In 1997, Steve finished their work and published two articles that he co-authored with Ken: “Tur Imdai Rockshelter: Archaeology of Recent Pastoralists in Jordan” [9] and “Bedouin Hand Harvesting of Wheat and Barley: Implications for Early Cultivation in Southwestern Asia,” [10] thereby completing an important chapter in Ken’s professional career.

To honor Ken’s memory, The Kenneth W. Russell Fellowship was established with the support of family and friends. The fellowship is managed by ACOR and offers a yearly prize that provides financial assistance for Jordanian students enrolled in an archaeology or cultural heritage degree program in any country, as well as support for non-Jordanian students to conduct fieldwork in Jordan. The Russell Fellowship also supports the Bdoul of Umm Seyhoun through an annual Tawjihi prize, which goes to the highest performing male and female high school students in the village of Umm Sayhoun. You can support the Kenneth W. Russell Fellowship by setting up a one-time or recurring monthly donation on our website or by mailing a check to our U.S. office. Details on this and on general support for ACOR can be found here.


Ashley Lumb has served as ACOR’s Project Archivist from July 2019 to May 2020. Her term at ACOR is part of the ACOR Research Library Photographic Archive Project (also known as the ACOR Photo Archive Project) which is supported through a Title VI grant from the U.S. Department of Education (2016–2020).


References

[1] G. Peterman, “In Memoriam: Kenneth Wayne Russell,” The Biblical Archaeologist 55(3) (1992): 111.

[2] S. Simms, “In Memoriam: Kenneth Wayne Russell 1950–1992,” Utah Archaeology 5.1 (1992): iv–vi.

[3] B. De Vries, personal communication, April 22, 2020.

[4] S. Simms, personal interview, April 18, 2020.

[5] S. Simms and D. Kooring, “The Bedul Bedouin of Petra, Jordan: Traditions, Tourism and an Uncertain Future,” Cultural Survival Quarterly 19 (1996): 22–25.

[6] J. Taylor, Petra. (London: Aurum Press, 1993).

[7] J. Taylor, J. personal communication, April 20, 2020.
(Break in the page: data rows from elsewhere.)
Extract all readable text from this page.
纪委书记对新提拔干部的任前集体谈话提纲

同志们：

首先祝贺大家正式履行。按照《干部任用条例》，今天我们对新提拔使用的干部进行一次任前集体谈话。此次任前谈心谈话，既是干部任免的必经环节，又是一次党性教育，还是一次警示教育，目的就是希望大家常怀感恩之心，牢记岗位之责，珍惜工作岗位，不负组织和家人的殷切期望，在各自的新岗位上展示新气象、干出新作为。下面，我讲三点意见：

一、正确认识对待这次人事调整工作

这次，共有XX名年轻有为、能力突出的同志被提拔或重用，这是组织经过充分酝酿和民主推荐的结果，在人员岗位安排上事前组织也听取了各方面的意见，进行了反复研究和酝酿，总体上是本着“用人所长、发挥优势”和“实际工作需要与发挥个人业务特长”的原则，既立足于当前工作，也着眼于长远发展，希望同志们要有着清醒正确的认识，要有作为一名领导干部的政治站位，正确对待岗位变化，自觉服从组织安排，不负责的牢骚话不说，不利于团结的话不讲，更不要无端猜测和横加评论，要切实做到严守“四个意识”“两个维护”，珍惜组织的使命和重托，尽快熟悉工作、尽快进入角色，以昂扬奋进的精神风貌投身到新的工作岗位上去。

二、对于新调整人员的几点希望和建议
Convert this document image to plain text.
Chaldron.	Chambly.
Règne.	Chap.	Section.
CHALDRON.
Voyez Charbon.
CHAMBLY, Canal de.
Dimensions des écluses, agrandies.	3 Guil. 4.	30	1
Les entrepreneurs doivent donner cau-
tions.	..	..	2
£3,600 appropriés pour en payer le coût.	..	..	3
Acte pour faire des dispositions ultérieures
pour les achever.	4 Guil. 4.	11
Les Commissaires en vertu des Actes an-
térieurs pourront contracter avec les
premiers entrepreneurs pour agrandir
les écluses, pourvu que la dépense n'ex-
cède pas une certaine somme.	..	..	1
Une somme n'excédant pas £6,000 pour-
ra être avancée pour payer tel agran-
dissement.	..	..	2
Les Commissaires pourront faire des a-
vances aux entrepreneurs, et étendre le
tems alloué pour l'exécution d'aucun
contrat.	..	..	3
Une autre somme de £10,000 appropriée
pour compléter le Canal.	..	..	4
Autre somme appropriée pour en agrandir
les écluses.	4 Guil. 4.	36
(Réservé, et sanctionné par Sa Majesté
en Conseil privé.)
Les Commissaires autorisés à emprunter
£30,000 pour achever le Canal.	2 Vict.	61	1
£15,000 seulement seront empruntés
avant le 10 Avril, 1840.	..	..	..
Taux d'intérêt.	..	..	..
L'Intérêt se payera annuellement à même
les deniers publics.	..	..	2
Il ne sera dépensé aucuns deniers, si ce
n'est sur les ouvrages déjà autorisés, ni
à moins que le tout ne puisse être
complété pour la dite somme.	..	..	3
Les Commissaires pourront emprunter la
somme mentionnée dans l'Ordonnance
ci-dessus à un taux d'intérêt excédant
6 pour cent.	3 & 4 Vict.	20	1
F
[8] Zbigniew T. Fiema, C. Kanellopoulos, T. Waliszewski, and R. Schick, The Petra Church (Amman: American Center of Oriental Research, 2001).

[9] S. Simms and K. Russell, “The Tur Imdai Rockshelter: Archaeology of Recent Pastoralists in Jordan,” Journal of Field Archaeology 24(4) (1997): 471–472.

[10] S. Simms and K. Russell, “Bedouin Hand Harvesting of Wheat and Barley: Implications for Early Cultivation in Southwestern Asia,” Current Anthropology 38(4) (1997): 696–702.